O banco de dados do IHME para a assistência ao desenvolvimento para a saúde é o mais abrangente no assunto e fornece estimativas desde 1990 por fonte, entidade recebedora e área de saúde, incluindo doações, empréstimos e custos administrativos.
“Primeiro, fazemos as estimativas para desembolsos de ajuda no nível de canal individual. Segundo, reunimos tudo para garantir que não haja dupla contagem. E, então, a nova coisa que fizemos foi gerar a estimativa para o ano atual. Coletamos os cortes anunciados e todos os relatórios oficiais de ajuda, como orçamentos futuros. E então usamos isso para ajustar nossas estimativas do ano atual e depois as estimativas futuras até 2030 com base em todas essas informações”, resume Esi Apeagyei.
O estudo destaca ainda que, embora alguns países tenham se comprometido a aumentar os gastos domésticos em saúde como resposta, os autores apontam que é improvável que esses esforços preencham completamente a lacuna de financiamento.
Eles afirmam que, sem um planejamento estratégico urgente, incluindo aumento do investimento doméstico e mecanismos de financiamento inovadores, os ganhos de saúde global alcançados nos últimos 30 anos podem ser revertidos.

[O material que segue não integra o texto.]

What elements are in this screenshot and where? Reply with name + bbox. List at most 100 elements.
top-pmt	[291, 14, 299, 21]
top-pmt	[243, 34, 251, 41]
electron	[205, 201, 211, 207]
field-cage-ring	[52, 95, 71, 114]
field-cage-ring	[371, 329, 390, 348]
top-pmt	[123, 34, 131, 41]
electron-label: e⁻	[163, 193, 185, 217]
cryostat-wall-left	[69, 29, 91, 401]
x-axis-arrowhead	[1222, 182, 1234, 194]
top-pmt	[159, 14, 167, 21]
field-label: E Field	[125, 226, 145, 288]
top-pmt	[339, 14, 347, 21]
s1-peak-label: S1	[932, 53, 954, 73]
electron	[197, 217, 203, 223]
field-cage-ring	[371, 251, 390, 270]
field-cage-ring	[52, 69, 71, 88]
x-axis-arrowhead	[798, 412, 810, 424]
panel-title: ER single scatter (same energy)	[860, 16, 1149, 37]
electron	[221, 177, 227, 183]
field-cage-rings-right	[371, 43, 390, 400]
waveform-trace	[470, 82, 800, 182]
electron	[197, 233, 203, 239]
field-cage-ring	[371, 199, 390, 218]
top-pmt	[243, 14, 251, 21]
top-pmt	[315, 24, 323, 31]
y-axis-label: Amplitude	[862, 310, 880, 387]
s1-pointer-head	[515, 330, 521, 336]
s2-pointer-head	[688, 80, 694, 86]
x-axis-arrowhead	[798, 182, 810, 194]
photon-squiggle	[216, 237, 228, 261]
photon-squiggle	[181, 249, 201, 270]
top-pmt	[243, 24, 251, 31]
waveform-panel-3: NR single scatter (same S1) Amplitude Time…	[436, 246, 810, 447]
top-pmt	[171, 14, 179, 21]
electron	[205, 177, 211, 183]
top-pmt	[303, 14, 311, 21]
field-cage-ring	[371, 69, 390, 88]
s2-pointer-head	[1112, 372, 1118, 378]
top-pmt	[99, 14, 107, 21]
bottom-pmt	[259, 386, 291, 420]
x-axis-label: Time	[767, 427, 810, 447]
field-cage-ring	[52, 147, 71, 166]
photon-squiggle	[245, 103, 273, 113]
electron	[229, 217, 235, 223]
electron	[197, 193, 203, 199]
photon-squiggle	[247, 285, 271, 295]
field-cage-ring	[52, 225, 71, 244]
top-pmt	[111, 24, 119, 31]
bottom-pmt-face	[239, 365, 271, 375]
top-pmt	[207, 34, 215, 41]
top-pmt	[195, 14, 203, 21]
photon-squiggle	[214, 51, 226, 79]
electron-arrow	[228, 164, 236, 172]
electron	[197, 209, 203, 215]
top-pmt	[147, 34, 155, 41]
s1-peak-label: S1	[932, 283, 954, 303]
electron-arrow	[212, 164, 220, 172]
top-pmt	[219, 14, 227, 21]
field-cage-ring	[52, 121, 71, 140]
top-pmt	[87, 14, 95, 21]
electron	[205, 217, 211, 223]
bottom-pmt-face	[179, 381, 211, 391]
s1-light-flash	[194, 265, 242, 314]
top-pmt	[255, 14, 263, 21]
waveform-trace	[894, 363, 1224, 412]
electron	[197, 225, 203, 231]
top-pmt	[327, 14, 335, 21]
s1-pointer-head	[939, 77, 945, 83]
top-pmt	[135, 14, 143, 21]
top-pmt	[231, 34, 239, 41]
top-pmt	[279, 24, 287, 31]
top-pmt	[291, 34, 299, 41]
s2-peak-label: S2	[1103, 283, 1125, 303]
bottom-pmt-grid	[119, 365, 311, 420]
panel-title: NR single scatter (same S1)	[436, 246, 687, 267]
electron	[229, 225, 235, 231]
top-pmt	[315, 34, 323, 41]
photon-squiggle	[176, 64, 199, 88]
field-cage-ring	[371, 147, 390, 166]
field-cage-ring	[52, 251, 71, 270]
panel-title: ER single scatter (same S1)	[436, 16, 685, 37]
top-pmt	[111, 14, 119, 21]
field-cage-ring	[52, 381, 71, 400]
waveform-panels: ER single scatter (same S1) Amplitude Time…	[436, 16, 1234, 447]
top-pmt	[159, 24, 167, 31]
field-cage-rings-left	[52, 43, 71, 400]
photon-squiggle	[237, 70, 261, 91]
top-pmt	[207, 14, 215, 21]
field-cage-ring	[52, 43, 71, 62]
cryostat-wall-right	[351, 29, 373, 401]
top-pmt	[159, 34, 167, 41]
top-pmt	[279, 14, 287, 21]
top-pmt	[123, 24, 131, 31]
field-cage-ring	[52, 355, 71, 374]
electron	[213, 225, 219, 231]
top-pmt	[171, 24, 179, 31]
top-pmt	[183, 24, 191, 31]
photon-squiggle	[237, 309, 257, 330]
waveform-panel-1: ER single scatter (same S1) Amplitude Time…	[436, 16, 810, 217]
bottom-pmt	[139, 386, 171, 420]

Como limitações, Esi Apeagyei destaca que a situação é dinâmica, com cortes e respostas sendo anunciados diariamente por governos e instituições. Além disso, os autores alertam que pode haver lacunas entre o valor comprometido e o que é realmente desembolsado, e que muitos dos cortes propostos ainda estão passando por processos legislativos, o que pode fazer com que os valores finais se desviem das estimativas. Também presume-se que as escolhas políticas anunciadas para 2024 e 2025 serão mantidas em termos reais até 2030.
A ideia do estudo é que as estimativas preliminares ajudem a fornecer um quadro abrangente de cortes, o que pode fazer com que respostas sejam planejadas.
“A esperança é que, ao compreender as potenciais implicações desses cortes, qualquer que seja a resposta que esteja sendo planejada, esse tipo de informação possa ajudar a orientar qual será o melhor uso dos recursos limitados”, acrescenta.